Tarım sektörünün finanse edilmesinde karşılaşılan zorluklar nelerdir?

Yukarıda değinilen riskler, aslında sektöre finansman sağlama noktasında, kendi içinde başlı başına önemli bir güçlüktür.  Ancak bankalar açısından herhalde en büyük zorluk kayıt dışılık ya da kayıt alına alınan üretim bilgisinin güvenilirliği sorunudur. 

Tarım sektörüne kullandırılan kredilerde öne çıkan alanları nelerdir? Bu konuda geleceğe dair öngörüleriniz nelerdir?

Tarım sektörüne açılan kredilerin alt sektörlere göre dağılımını belli bir mantığa oturtarak açıklayabilmek, diğer bir ifadeyle dağılımın sebeplerine de değinebilmek adına soruyu işletme ve yatırım kredileri için ayrı ayrı ele almak yararlı olacaktır.  

Öncelikle işletme kredileri açısından, yani üretim giderlerinin finansmanı anlamında dağılıma baktığımızda, doğal olarak tarımsal ürünlerin GSYH'den aldıkları payla uyumlu bir plasman dağılımı söz konusudur. Bu bağlamda Büyükbaş hayvancılık ve Türkiye’de yaklaşık 8 milyon ha üretim alanı ile üretim deseninden alınan paya göre ilk sırada bulunan buğday üretimine açılan işletme kredileri hacim olarak öndedir. 
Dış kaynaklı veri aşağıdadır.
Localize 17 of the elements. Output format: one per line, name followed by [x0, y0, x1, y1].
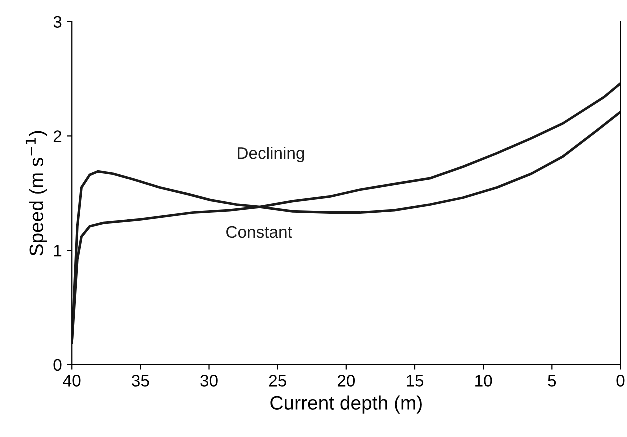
x-tick-label: 15 [407, 375, 424, 387]
text: Declining [238, 146, 304, 163]
x-tick-label: 0 [616, 375, 625, 387]
x-tick-label: 25 [269, 375, 286, 387]
x-tick-label: 30 [200, 375, 218, 387]
x-tick-label: 40 [63, 375, 81, 387]
series-label: Constant [226, 226, 292, 238]
x-tick-label: 20 [338, 375, 356, 387]
x-tick-label: 10 [476, 375, 492, 387]
x-axis-title: Current depth (m) [270, 396, 422, 414]
y-axis-title: Speed (m s$^{−1}$) [26, 131, 48, 256]
x-tick-label: 35 [132, 375, 150, 387]
y-tick-label: 2 [54, 130, 62, 142]
y-tick-label: 3 [54, 16, 62, 28]
y-tick-label: 1 [54, 245, 62, 257]
x-tick-label: 5 [548, 375, 556, 387]
y-tick-label: 0 [54, 359, 62, 372]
Geleceğe yönelik olaraksa tarımsal modernizasyon ve sulama olanakları belirleyici olacaktır. Örneğin sulanabilir olmayan tarım arazileri altyapı yatırımlarının gelişimine paralel olarak sulanabilir hale geldikçe bu tür bir değişim söz gelimi buğday yetiştiren bir çiftçinin artık nohut, mısır, pamuk vb. daha yüksek getirili ürünlerin üretimine yönelmesine sebep olacaktır. Diğer taraftan yine tamamen karlılık temelinde yapılan yatırımlara paralel olarak tarla tarımının pay olarak azalması, bunun yerine bu alanlara meyve bahçelerinin, ekolojik ve coğrafi koşulların izin verdiği ölçüde hayvan çiftlikleri ve modern seraların kurulması söz konusu olacaktır. Böyle bir durumda bankaların da bu yolu izlemesi kaçınılmazdır. Kısa vadede değil ama biraz fütüristik bir bakış açısıyla yakın gelecekte tarla bitkileri tarımının finansmanına açılan kredi plasmanının mutlak olarak artmakla birlikte, toplam içindeki payının azalacağı, biraz daha kurumsal niteliğiyle öne çıkan teknoloji yoğun ve birim karı daha yüksek olan alanların öne çıkacağını söylemek mümkündür.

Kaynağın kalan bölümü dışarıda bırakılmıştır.